Advocacy Programme
Advocacy runs from the SASA offices in Cape Town and Pretoria, where clients are consulted on a one-on-one basis. SASA also engages in different forms of higher-level advocacy efforts.
The Advocacy Programme aims to support on average 2000 beneficiaries per year to find their own voice and improve conditions of living in South Africa. SASA supports beneficiaries through workshops, community events, engagement with government officials, individual consultations and in the process of translation and interpretation. SASA facilitates the community to work towards solving problems by providing information on accessing documentation, healthcare, education and legal services in South Africa.
The Paralegal Advice and Referral Project includes:
Accompaniment to hospitals, clinics, the South African Police Service (SAPS), South African Social Service Agency (SASSA), and provincial Departments of Education.

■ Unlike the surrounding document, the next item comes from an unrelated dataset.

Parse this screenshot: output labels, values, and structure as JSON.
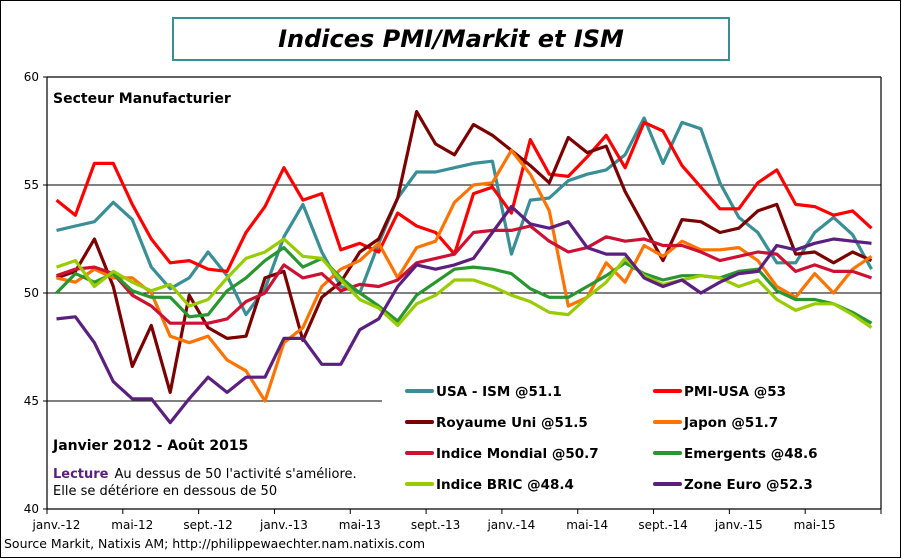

Facilitating referrals to other NGOs such as the Scalabrini Centre in Cape Town and Lawyers for Human Rights, MSF, Future Families and Jesuit Refugee Services in Pretoria.
Assistance with interpretation and translation
Assistance with online applications such as school enrolment or online documentation services.
The Workshops Project includes:
Facilitating civic education and participation, using social media, awareness at the masjid and individual consultations.
Broadcasting local government opportunities, meetings and events to beneficiaries and sharing information on responsibilities, rights and navigating government processes and platforms.
Facilitating community dialogue forums and interactions between cultural leaders and local counsellors and government officials.
The Paralegal Training Project includes:
The strategic objective of SASA’s Paralegal Training Project is that “People on the move have improved access to reliable paralegal services, legal pathways and their rights resulting from SASA’s advocacy outreach in Mbombela and Rustenburg”
The Stateless Project includes:
SASA is committed to strengthening its advocacy team’s capacity to address statelessness, particularly within national and international legal frameworks. We will achieve this by offering training to refugee leaders to strengthen safeguards that reduce the risk of statelessness and help identify stateless individuals. Concurrently, we aim to provide a protected platform for those at risk of statelessness and those who are stateless, thereby elevating awareness among both the general public and other refugee leaders.”
The Movement Building Project includes:
Design and implement anti-xenophobia campaigns across South Africa in partnership with partner organisations like the South African Refugee Led Network.
The Strategic Litigation Project includes:
The Advocacy Programme engages in higher-level advocacy work to improve the lives of wider groups of people living in South Africa. This includes strategic litigation on matters that pertain to the Somali community and wider refugee population in South Africa. Such litigation includes:
- Somali Association of South Africa and Others v Limpopo Department of Economic Development Environment and Tourism and Others (2014). This case had a country-wide impact on refugees’ and asylum-seekers’ ability to run businesses in South Africa. The court confirmed that refugees and asylum-seekers were able to apply for licences to trade in spaza and tuck-shops, and that a blanket prohibition against self-employment is unlawful. Read the judgement here.
- Somali Association of South Africa and Others v The Refugee Appeal Board and Others (2019). This case, which was confirmed by the Supreme Court in 2021, overturned the decision of the Refugee Appeal Board to reject several Somali asylum-seeker’s applications following a rejection on their asylum claim by the Refugee Status Determination Officer. The High Court in Gauteng found the Refugee Appeal Board’s decision incorrect and, based on their reasons for fleeing Somalia, found them to fulfil the definition of a refugee. The Supreme Court upheld this. Read the High Court judgement here, and the Supreme Court judgement here.
- Somali Association for South Africa, Eastern Cape (SASA) EC and Another v Minister of Home Affairs and Others (2012). This case resulted in the re-opening of the Refugee Reception Office in Port Elizabeth (now Gqeberha). Read the judgement here.
SASA has also been involved as appellants in several litigation cases, including the case in which the Department of Home Affairs was ordered to re-open the Refugee Reception Office in Cape Town.